Ok, many people have been asking about the taxonomy of ratsnakes. Notice I use the word ratsnake not rat snake. That is personal preference, it really does not matter which you use, both are generally considered correct.
First lets deal with the Russian study that said led to the internet confusion about the genus. It was this study (and if anyone has read it they can understand that it was a poorly done study) that led people to start using the genus Pantherophis. That is easily dispatched. Herpetological review in 2003 rejected this (Crother et al., 2003 Herp. Rev. 34: 196-203.) Further there has been no ruling by the International Committee for Zoological Nomenclature. Without a ruling from that body, any taxonomic change is a taxonomic suggestion only. Unfortunately, many people do not understand that. You must remember that 85% of all things published are found to be wrong in scientific literature within a decade. Do not take taxonomic suggestions seriously. Do not jump on the bandwagon too quickly. Many papers get published because someone is trying to get their name in the literature and they get things through by selecting journals with less rigorous review. The last farce was Burbrink's papers that used mitochondrial DNA to try to separate subspecies that are known to interbreed and produce fertile offspring in the wild as different species and to name a color morph of Elaphe guttata after is dead friend Slowinski. The slowinski corn snake is nothing of the kind. Living in Louisiana I have had the opportunity to go and examine numerous snakes of this morph and I have even seen animals freely interbreeding with Elaphe guttata when placed in cages with both morphs present. In fact the cage was about the size of a small room and had four of each kind in it. Interbreeding occurred freely as far as I and the owner could tell. I actually witnessed the act of breeding between the two morphs in the cage. Therefore I doubt the validity of the species. The resulting eggs were fertile and the offspring have gone on to breed with both morphs. Without a reason to separate the species, the morphs must be considered to be the same species. If they behave like a single species and there is gene flow, they must be the same species.

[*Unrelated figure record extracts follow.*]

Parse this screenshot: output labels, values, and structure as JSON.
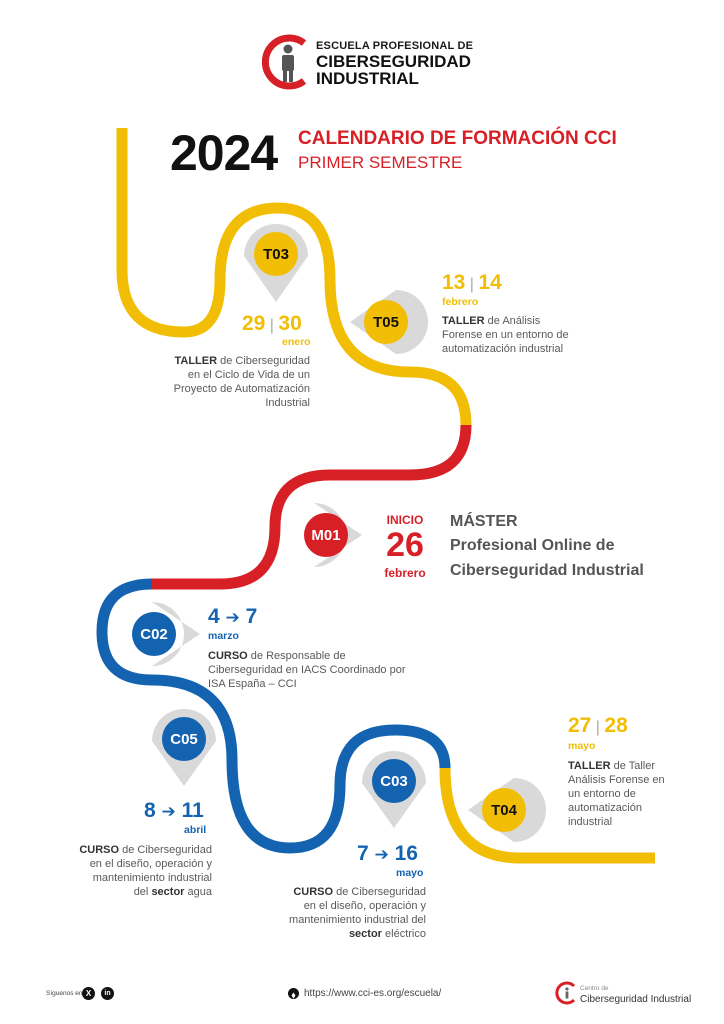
{
  "header": {
    "brand_line1": "ESCUELA PROFESIONAL DE",
    "brand_line2": "CIBERSEGURIDAD",
    "brand_line3": "INDUSTRIAL",
    "year": "2024",
    "title": "CALENDARIO DE FORMACIÓN CCI",
    "subtitle": "PRIMER SEMESTRE"
  },
  "colors": {
    "yellow": "#f2be05",
    "red": "#d71f26",
    "blue": "#1463b1"
  },
  "events": {
    "t03": {
      "code": "T03",
      "d1": "29",
      "d2": "30",
      "month": "enero",
      "kind": "TALLER",
      "text": " de Ciberseguridad en el Ciclo de Vida de un Proyecto de Automatización Industrial"
    },
    "t05": {
      "code": "T05",
      "d1": "13",
      "d2": "14",
      "month": "febrero",
      "kind": "TALLER",
      "text": " de Análisis Forense en un entorno de automatización industrial"
    },
    "m01": {
      "code": "M01",
      "start_label": "INICIO",
      "day": "26",
      "month": "febrero",
      "l1": "MÁSTER",
      "l2": "Profesional Online de",
      "l3": "Ciberseguridad Industrial"
    },
    "c02": {
      "code": "C02",
      "d1": "4",
      "d2": "7",
      "month": "marzo",
      "kind": "CURSO",
      "text": " de Responsable de Ciberseguridad en IACS Coordinado por ISA España – CCI"
    },
    "c05": {
      "code": "C05",
      "d1": "8",
      "d2": "11",
      "month": "abril",
      "kind": "CURSO",
      "text": " de Ciberseguridad en el diseño, operación y mantenimiento industrial del ",
      "sector": "sector",
      "tail": " agua"
    },
    "c03": {
      "code": "C03",
      "d1": "7",
      "d2": "16",
      "month": "mayo",
      "kind": "CURSO",
      "text": " de Ciberseguridad en el diseño, operación y mantenimiento industrial del ",
      "sector": "sector",
      "tail": " eléctrico"
    },
    "t04": {
      "code": "T04",
      "d1": "27",
      "d2": "28",
      "month": "mayo",
      "kind": "TALLER",
      "text": " de Taller Análisis Forense en un entorno de automatización industrial"
    }
  },
  "footer": {
    "follow": "Síguenos en:",
    "x_icon": "x-icon",
    "linkedin_icon": "linkedin-icon",
    "url": "https://www.cci-es.org/escuela/",
    "centro_line1": "Centro de",
    "centro_line2": "Ciberseguridad Industrial"
  }
}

I could also go into the dangers of mitochondrial DNA, but that is a discussion for another time. Suffice it to say that mito DNA is bacterial in nature, freer to mutate and is a dangerous guide to deciding species. It is constructed like the DNA of a bacterium and even has bacterial type ribosomes that carry out the forming of protein from the instructions. It, like its bacterial ancestors (yes most cell biologists believe that mitochondria were bacteria at one time that became part of the eukaryotic cell) it lacks mutation correction machinery on the level of the eukaryotic nucleus and so it is more free to mutate. In nature if the nuclear DNA is similar enough, the sperm and egg of mating individuals can form fertile offspring. Thus this is a natural species. It behaves in nature like a species. The problem with all the taxonomy is that the natural species concept is ignored. Humans create delineations while nature works in a continuum. It really doesn't matter what percentage difference there is between the mitochondrial DNA of two morphs if their nuclear DNA allows them to behave like a single species in the wild.
I do not accept the slowinski corn snake nor the genus Pantherophis as valid. There is simply no reason to.